Vous pouvez regarder la vidéo de la discussion générale ou en lire le texte, extrait du compte rendu intégral des débats :

Monsieur le président, madame la secrétaire d’État, mes chers collègues, je vais tâcher de ne pas répéter ce que je vous ai dit tout à l’heure.

Vous ayant présenté voilà quelques instants l’architecture et l’équilibre général du texte, à la suite de M. le rapporteur, je souhaite désormais m’arrêter sur les outils qu’il crée, au chapitre II, afin d’apporter de nouvelles réponses, plus adaptées, en matière de signalement et de prise en charge des personnes contacts ou infectées.

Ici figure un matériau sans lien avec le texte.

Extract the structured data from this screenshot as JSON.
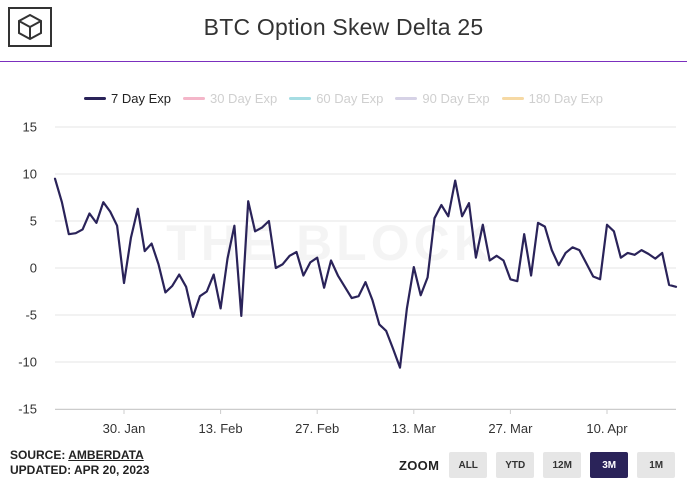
{
  "header": {
    "title": "BTC Option Skew Delta 25",
    "watermark": "THE BLOCK"
  },
  "colors": {
    "accent_rule": "#7b2fbe",
    "series_active": "#2a2359",
    "zoom_active_bg": "#2a2359"
  },
  "icons": {
    "logo": "the-block-cube-logo"
  },
  "footer": {
    "source_prefix": "SOURCE: ",
    "source_name": "AMBERDATA",
    "updated": "UPDATED: APR 20, 2023"
  },
  "zoom": {
    "label": "ZOOM",
    "buttons": [
      "ALL",
      "YTD",
      "12M",
      "3M",
      "1M"
    ],
    "active": "3M"
  },
  "chart_data": {
    "type": "line",
    "title": "BTC Option Skew Delta 25",
    "xlabel": "",
    "ylabel": "",
    "ylim": [
      -15,
      15
    ],
    "yticks": [
      "15",
      "10",
      "5",
      "0",
      "-5",
      "-10",
      "-15"
    ],
    "xticks": [
      "30. Jan",
      "13. Feb",
      "27. Feb",
      "13. Mar",
      "27. Mar",
      "10. Apr"
    ],
    "grid": "horizontal",
    "legend_position": "top",
    "x_range": [
      "2023-01-20",
      "2023-04-20"
    ],
    "series": [
      {
        "name": "7 Day Exp",
        "color": "#2a2359",
        "visible": true,
        "points": [
          [
            "2023-01-20",
            9.5
          ],
          [
            "2023-01-21",
            7.0
          ],
          [
            "2023-01-22",
            3.6
          ],
          [
            "2023-01-23",
            3.7
          ],
          [
            "2023-01-24",
            4.1
          ],
          [
            "2023-01-25",
            5.8
          ],
          [
            "2023-01-26",
            4.8
          ],
          [
            "2023-01-27",
            7.0
          ],
          [
            "2023-01-28",
            6.0
          ],
          [
            "2023-01-29",
            4.5
          ],
          [
            "2023-01-30",
            -1.6
          ],
          [
            "2023-01-31",
            3.2
          ],
          [
            "2023-02-01",
            6.3
          ],
          [
            "2023-02-02",
            1.8
          ],
          [
            "2023-02-03",
            2.6
          ],
          [
            "2023-02-04",
            0.4
          ],
          [
            "2023-02-05",
            -2.6
          ],
          [
            "2023-02-06",
            -1.9
          ],
          [
            "2023-02-07",
            -0.7
          ],
          [
            "2023-02-08",
            -2.0
          ],
          [
            "2023-02-09",
            -5.2
          ],
          [
            "2023-02-10",
            -3.0
          ],
          [
            "2023-02-11",
            -2.5
          ],
          [
            "2023-02-12",
            -0.7
          ],
          [
            "2023-02-13",
            -4.3
          ],
          [
            "2023-02-14",
            1.0
          ],
          [
            "2023-02-15",
            4.5
          ],
          [
            "2023-02-16",
            -5.1
          ],
          [
            "2023-02-17",
            7.1
          ],
          [
            "2023-02-18",
            3.9
          ],
          [
            "2023-02-19",
            4.3
          ],
          [
            "2023-02-20",
            5.0
          ],
          [
            "2023-02-21",
            0.0
          ],
          [
            "2023-02-22",
            0.4
          ],
          [
            "2023-02-23",
            1.3
          ],
          [
            "2023-02-24",
            1.7
          ],
          [
            "2023-02-25",
            -0.8
          ],
          [
            "2023-02-26",
            0.6
          ],
          [
            "2023-02-27",
            1.1
          ],
          [
            "2023-02-28",
            -2.1
          ],
          [
            "2023-03-01",
            0.8
          ],
          [
            "2023-03-02",
            -0.8
          ],
          [
            "2023-03-03",
            -2.0
          ],
          [
            "2023-03-04",
            -3.2
          ],
          [
            "2023-03-05",
            -3.0
          ],
          [
            "2023-03-06",
            -1.5
          ],
          [
            "2023-03-07",
            -3.4
          ],
          [
            "2023-03-08",
            -6.0
          ],
          [
            "2023-03-09",
            -6.7
          ],
          [
            "2023-03-10",
            -8.6
          ],
          [
            "2023-03-11",
            -10.6
          ],
          [
            "2023-03-12",
            -4.3
          ],
          [
            "2023-03-13",
            0.1
          ],
          [
            "2023-03-14",
            -2.9
          ],
          [
            "2023-03-15",
            -1.0
          ],
          [
            "2023-03-16",
            5.3
          ],
          [
            "2023-03-17",
            6.7
          ],
          [
            "2023-03-18",
            5.5
          ],
          [
            "2023-03-19",
            9.3
          ],
          [
            "2023-03-20",
            5.5
          ],
          [
            "2023-03-21",
            6.9
          ],
          [
            "2023-03-22",
            1.1
          ],
          [
            "2023-03-23",
            4.6
          ],
          [
            "2023-03-24",
            0.8
          ],
          [
            "2023-03-25",
            1.3
          ],
          [
            "2023-03-26",
            0.8
          ],
          [
            "2023-03-27",
            -1.2
          ],
          [
            "2023-03-28",
            -1.4
          ],
          [
            "2023-03-29",
            3.6
          ],
          [
            "2023-03-30",
            -0.8
          ],
          [
            "2023-03-31",
            4.8
          ],
          [
            "2023-04-01",
            4.4
          ],
          [
            "2023-04-02",
            1.9
          ],
          [
            "2023-04-03",
            0.3
          ],
          [
            "2023-04-04",
            1.6
          ],
          [
            "2023-04-05",
            2.2
          ],
          [
            "2023-04-06",
            1.9
          ],
          [
            "2023-04-07",
            0.5
          ],
          [
            "2023-04-08",
            -0.9
          ],
          [
            "2023-04-09",
            -1.2
          ],
          [
            "2023-04-10",
            4.6
          ],
          [
            "2023-04-11",
            3.9
          ],
          [
            "2023-04-12",
            1.1
          ],
          [
            "2023-04-13",
            1.6
          ],
          [
            "2023-04-14",
            1.4
          ],
          [
            "2023-04-15",
            1.9
          ],
          [
            "2023-04-16",
            1.5
          ],
          [
            "2023-04-17",
            1.0
          ],
          [
            "2023-04-18",
            1.6
          ],
          [
            "2023-04-19",
            -1.8
          ],
          [
            "2023-04-20",
            -2.0
          ]
        ]
      },
      {
        "name": "30 Day Exp",
        "color": "#f4b6c9",
        "visible": false,
        "points": []
      },
      {
        "name": "60 Day Exp",
        "color": "#a6dde3",
        "visible": false,
        "points": []
      },
      {
        "name": "90 Day Exp",
        "color": "#d6d2e6",
        "visible": false,
        "points": []
      },
      {
        "name": "180 Day Exp",
        "color": "#f6d9a4",
        "visible": false,
        "points": []
      }
    ]
  }
}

Pour ce faire, le texte tend déjà à simplifier et à introduire une plus grande fluidité dans les mécanismes de transmission d’informations de santé aux autorités compétentes, avec notamment l’avènement prochain du déploiement intégral du portail signalement-sante.gouv.fr. Ce maillon du signalement de l’information est essentiel pour mettre en place des mesures de prévention de contamination au sein de la population et pour le suivi des personnes contacts ou infectées.

L’article 5 vise à faire face aux problèmes posés non par les maladies vectorielles – celles-ci font l’objet des premiers articles de la loi –, mais par les maladies à transmission interhumaine, comme celle qui défraie l’actualité.

Ainsi que la commission l’a rappelé, l’objectif n’est pas de remédier à un système lacunaire. Il s’agit plutôt de chercher à rendre plus opérationnelle l’action de l’État, alors que les dispositions existantes – je pense en particulier, madame la secrétaire d’État, à l’article L. 3131-1 du code de la santé publique, que vous avez évoqué – semblent présenter l’inconvénient d’avoir défini des habilitations trop larges, donc peu mobilisables.

C’est dans le même sens que l’article 6 instaure un réel cadre de prise en charge des personnes contacts.

Dans un rapport d’avril 2019, le Haut Conseil de la santé publique rappelle que la personne contact est une personne « ne manifestant pas de signes ou de symptômes de la maladie mais qui a été en contact physique avec un cas (vivant ou mort) ou les liquides biologiques d’un cas pendant la période d’incubation connue de la maladie concernée. » Il rappelle également que, dans le cadre des transmissions interhumaines établies, « les nouveaux cas ont une plus grande probabilité d’apparaître parmi les contacts », d’où l’intérêt de l’article 6.

Les discussions en commission ont conduit à réécrire cet article – sans que soit perdue l’idée initiale – pour préciser la définition et les droits de la personne contact, avant d’envisager plus spécifiquement l’application d’une mesure d’éviction.

Actuellement, notre droit ne repose que sur la lutte contre la propagation internationale des maladies. Il convient de prendre en compte les cas autochtones, afin d’étendre le pouvoir de l’ARS agissant pour le compte du préfet.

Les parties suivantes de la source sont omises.